O meu telemóvel estava na mesa de cabeceira. Peguei-o com a mão a tremer. Havia dezenas de chamadas não atendidas do meu marido, Pedro, e do meu pai, Miguel.
Ignorei as chamadas do meu pai e liguei para o Pedro. Precisava de lhe dizer. Precisava de ouvir a sua voz.
A chamada foi atendida quase instantaneamente.
"Eva! Graças a Deus! Onde estás? Estás bem? Fiquei tão preocupado!"
A sua voz, cheia de pânico, era um bálsamo para os meus nervos em frangalhos. As lágrimas que eu estava a segurar começaram a cair.
"Pedro... o bebé..." A minha voz falhou, um soluço a rasgar a minha garganta. "O nosso bebé... desapareceu."
Houve um silêncio pesado do outro lado da linha, tão denso que eu podia senti-lo.
"Eva, o que estás a dizer? Não faças piadas assim."
"Não é uma piada," solucei eu. "Eu tive um acidente de carro. Perdi o bebé."
O silêncio continuou. Depois, ouvi uma voz feminina ao fundo, uma voz que eu conhecia demasiado bem. A voz de Sofia, a minha meia-irmã.
"Pedro, o que se passa? O pai está a ficar impaciente, o bolo de aniversário vai estragar-se."
O meu sangue gelou. O aniversário do meu pai. Tinha-me esquecido completamente. Com tudo o que aconteceu, o dia de hoje tinha-se tornado um borrão de dor e perda.
Pedro finalmente falou, a sua voz agora tensa e distante. "Eva, ouve, eu sei que estás chateada, mas hoje é o aniversário do teu pai. Ele está à tua espera. A Sofia organizou uma grande festa para ele, não podes estragar isto."
A sua resposta foi tão absurda, tão cruel, que me deixou sem fôlego.
"Estragar isto? Pedro, eu acabei de perder o nosso filho! O nosso filho! E tu estás preocupado com um bolo de aniversário?"
"Não é só um bolo, Eva! É sobre respeito! O teu pai é um homem importante, e a Sofia trabalhou tanto nisto. Ela até conseguiu que o Chef Almeida viesse pessoalmente. Sabes o quão difícil isso é?"

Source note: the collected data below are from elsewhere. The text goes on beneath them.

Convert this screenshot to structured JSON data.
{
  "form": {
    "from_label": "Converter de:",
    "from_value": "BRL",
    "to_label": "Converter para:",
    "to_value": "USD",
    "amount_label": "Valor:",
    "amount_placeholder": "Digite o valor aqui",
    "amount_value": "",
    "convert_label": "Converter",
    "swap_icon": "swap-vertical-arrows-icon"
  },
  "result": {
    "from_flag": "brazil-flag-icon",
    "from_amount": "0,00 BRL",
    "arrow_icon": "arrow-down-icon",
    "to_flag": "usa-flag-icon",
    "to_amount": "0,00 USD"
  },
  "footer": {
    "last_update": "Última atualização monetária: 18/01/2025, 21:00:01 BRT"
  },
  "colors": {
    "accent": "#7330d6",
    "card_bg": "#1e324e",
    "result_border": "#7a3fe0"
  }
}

"Eu não quero saber do Chef Almeida!" gritei, a dor a transformar-se em fúria. "Eu estou no hospital! O nosso filho está morto!"
"Para de ser tão dramática," ele sibilou. "Acidentes acontecem. Podemos ter outros filhos. Mas tu só tens um pai. Agora, recompõe-te e vem para casa. Não faças uma cena."
A chamada terminou.
Olhei para o telemóvel na minha mão, incrédula. Ele desligou. O meu marido, o pai do meu filho falecido, desligou-me na cara porque eu estava a "fazer uma cena".
As lágrimas secaram, substituídas por uma clareza fria e cortante.
O nosso bebé não era apenas um "acidente". Era o nosso futuro, um futuro pelo qual tínhamos esperado e sonhado. E para o Pedro, era menos importante do que uma festa de aniversário.
Nesse momento, eu soube. O nosso casamento, tal como o nosso bebé, estava morto.